Cook Time: 40 minutes

Total Time: 60 minutes

Ingredients:

  • 2 Tbsp Olive Oil
  • 2 Garlic Cloves, finely chopped
  • 1 Onions, chopped
  • 1 Fennel Bulb, chopped
  • 2 Tbsp Tomato Paste
  • 1 Cup White Wine
  • 4 Cups Fish Stock
  • 500 g Various Seafood (Fish fillets, Mussels, Prawns)
  • 1 tsp Orange Zest
  • to Taste Salt and Pepper
  • 1 tbsp Fresh Parsley, chopped

Instructions:

  1. In a large pot, heat the olive oil over medium heat.
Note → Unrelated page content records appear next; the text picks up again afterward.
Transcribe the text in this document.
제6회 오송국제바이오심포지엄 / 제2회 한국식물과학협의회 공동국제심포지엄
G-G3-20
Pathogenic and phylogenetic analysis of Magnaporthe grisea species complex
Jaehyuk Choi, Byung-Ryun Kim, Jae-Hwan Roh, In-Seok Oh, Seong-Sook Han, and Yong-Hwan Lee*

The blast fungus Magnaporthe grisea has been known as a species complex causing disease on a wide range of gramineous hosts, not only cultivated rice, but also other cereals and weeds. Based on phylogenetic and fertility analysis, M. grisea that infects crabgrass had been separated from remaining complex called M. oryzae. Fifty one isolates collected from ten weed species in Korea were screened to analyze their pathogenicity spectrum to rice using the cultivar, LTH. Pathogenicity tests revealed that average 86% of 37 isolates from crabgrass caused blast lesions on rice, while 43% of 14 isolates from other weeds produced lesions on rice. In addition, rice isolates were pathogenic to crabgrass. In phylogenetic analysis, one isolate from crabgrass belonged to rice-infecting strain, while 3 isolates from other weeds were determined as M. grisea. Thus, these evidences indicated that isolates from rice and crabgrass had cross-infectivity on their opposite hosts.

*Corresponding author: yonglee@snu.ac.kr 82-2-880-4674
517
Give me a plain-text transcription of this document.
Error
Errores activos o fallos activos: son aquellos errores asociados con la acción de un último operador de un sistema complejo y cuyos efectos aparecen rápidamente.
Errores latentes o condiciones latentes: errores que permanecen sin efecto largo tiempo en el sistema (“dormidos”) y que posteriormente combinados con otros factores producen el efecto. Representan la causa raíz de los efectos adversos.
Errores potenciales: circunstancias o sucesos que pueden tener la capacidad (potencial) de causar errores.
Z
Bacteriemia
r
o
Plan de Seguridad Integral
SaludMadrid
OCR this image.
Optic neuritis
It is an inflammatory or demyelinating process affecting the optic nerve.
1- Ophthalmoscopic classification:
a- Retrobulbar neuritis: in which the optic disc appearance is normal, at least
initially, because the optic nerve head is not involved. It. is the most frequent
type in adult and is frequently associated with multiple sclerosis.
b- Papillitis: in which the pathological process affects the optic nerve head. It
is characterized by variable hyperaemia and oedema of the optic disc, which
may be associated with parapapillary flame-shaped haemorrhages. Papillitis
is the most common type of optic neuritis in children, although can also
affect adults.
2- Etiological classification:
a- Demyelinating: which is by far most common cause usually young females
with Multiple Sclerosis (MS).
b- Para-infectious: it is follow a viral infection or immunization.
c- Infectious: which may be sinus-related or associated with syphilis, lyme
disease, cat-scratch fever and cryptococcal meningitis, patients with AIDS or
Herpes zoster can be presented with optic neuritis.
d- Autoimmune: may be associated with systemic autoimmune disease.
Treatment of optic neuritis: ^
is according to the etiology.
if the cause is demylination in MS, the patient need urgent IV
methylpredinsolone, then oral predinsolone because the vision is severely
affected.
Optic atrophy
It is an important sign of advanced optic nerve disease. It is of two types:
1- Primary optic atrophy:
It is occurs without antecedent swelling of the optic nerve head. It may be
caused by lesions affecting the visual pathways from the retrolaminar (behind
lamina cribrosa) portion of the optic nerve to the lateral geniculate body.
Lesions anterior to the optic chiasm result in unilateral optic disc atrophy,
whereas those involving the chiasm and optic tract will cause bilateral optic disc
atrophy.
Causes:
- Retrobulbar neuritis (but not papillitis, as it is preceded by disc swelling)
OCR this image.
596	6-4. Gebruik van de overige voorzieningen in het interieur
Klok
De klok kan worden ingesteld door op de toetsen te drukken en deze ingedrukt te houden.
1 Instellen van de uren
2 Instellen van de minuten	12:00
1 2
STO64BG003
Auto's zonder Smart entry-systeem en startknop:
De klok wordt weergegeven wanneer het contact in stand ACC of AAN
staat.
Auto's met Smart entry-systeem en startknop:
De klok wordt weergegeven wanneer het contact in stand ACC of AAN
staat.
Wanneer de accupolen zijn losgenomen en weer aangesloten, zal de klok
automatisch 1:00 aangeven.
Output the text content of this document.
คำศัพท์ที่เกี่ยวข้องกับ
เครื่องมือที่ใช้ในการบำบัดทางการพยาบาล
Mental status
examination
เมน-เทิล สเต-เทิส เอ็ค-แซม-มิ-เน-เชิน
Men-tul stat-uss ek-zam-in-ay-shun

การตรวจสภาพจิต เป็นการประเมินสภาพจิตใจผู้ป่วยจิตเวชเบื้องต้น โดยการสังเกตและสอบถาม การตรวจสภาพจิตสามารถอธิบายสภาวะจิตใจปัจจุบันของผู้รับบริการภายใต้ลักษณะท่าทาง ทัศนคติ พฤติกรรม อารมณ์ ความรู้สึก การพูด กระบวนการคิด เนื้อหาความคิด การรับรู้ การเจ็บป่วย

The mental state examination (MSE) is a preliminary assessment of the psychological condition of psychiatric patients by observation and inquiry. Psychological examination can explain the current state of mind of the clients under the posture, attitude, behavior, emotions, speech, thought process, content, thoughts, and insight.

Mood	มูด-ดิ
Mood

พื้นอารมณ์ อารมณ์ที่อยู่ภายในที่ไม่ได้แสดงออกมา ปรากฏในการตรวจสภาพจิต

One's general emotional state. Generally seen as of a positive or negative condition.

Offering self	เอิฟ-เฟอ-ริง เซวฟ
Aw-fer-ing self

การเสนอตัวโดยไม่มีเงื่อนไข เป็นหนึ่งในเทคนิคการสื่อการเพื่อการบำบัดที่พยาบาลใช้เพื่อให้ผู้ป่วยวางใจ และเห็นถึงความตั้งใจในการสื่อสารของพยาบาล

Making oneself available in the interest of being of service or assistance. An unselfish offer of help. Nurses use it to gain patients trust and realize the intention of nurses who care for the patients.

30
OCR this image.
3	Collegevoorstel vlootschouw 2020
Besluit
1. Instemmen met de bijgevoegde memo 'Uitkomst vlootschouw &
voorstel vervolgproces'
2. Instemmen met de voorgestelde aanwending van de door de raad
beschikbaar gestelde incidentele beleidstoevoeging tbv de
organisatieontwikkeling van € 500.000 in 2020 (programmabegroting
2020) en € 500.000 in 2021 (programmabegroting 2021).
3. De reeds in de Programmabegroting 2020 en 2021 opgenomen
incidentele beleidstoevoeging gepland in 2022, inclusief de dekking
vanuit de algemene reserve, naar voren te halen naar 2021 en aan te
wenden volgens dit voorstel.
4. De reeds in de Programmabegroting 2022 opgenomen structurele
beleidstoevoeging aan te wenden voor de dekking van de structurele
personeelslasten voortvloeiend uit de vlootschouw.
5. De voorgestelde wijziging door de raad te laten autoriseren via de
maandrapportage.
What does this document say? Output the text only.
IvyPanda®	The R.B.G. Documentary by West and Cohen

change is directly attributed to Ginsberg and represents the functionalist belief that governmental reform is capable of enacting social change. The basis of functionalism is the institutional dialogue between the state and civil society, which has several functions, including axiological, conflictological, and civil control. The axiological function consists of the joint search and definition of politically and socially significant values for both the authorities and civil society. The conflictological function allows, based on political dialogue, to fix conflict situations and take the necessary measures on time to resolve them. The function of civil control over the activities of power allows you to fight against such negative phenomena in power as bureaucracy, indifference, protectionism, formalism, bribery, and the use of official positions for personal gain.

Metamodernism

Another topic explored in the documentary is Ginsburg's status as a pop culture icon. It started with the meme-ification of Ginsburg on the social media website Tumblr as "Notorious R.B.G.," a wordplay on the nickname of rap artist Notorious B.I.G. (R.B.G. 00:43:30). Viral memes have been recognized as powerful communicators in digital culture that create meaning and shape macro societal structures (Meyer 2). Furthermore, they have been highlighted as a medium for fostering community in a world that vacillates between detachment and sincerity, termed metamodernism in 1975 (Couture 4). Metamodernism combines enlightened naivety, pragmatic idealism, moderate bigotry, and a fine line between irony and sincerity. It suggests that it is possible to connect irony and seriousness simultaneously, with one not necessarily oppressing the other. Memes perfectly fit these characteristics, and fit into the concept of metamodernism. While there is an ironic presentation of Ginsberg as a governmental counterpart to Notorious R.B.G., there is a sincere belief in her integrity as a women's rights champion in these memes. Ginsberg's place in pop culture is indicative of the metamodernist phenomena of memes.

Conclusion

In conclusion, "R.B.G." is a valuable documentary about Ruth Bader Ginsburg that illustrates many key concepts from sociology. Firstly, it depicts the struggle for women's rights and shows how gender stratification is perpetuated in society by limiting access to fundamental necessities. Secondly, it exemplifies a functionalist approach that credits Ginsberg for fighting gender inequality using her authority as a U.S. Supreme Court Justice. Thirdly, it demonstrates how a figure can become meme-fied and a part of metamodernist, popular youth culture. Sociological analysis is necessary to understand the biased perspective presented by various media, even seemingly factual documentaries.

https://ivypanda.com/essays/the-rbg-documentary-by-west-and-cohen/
Add the garlic, onions, and fennel and cook until softened, around 10 minutes.
  2. Stir in the tomato paste and cook for another 2 minutes.
  3. Slowly add the white wine to the pot, scraping any brown bits from the bottom.
  4. Pour in the fish stock, orange zest, salt and pepper. Bring the mixture to a simmer.
  5. Add the seafood to the pot. Cover and cook until the fish is cooked through and the shellfish has opened, approximately 15-20 minutes.
  6. Serve the bouillabaisse hot, garnished with fresh parsley.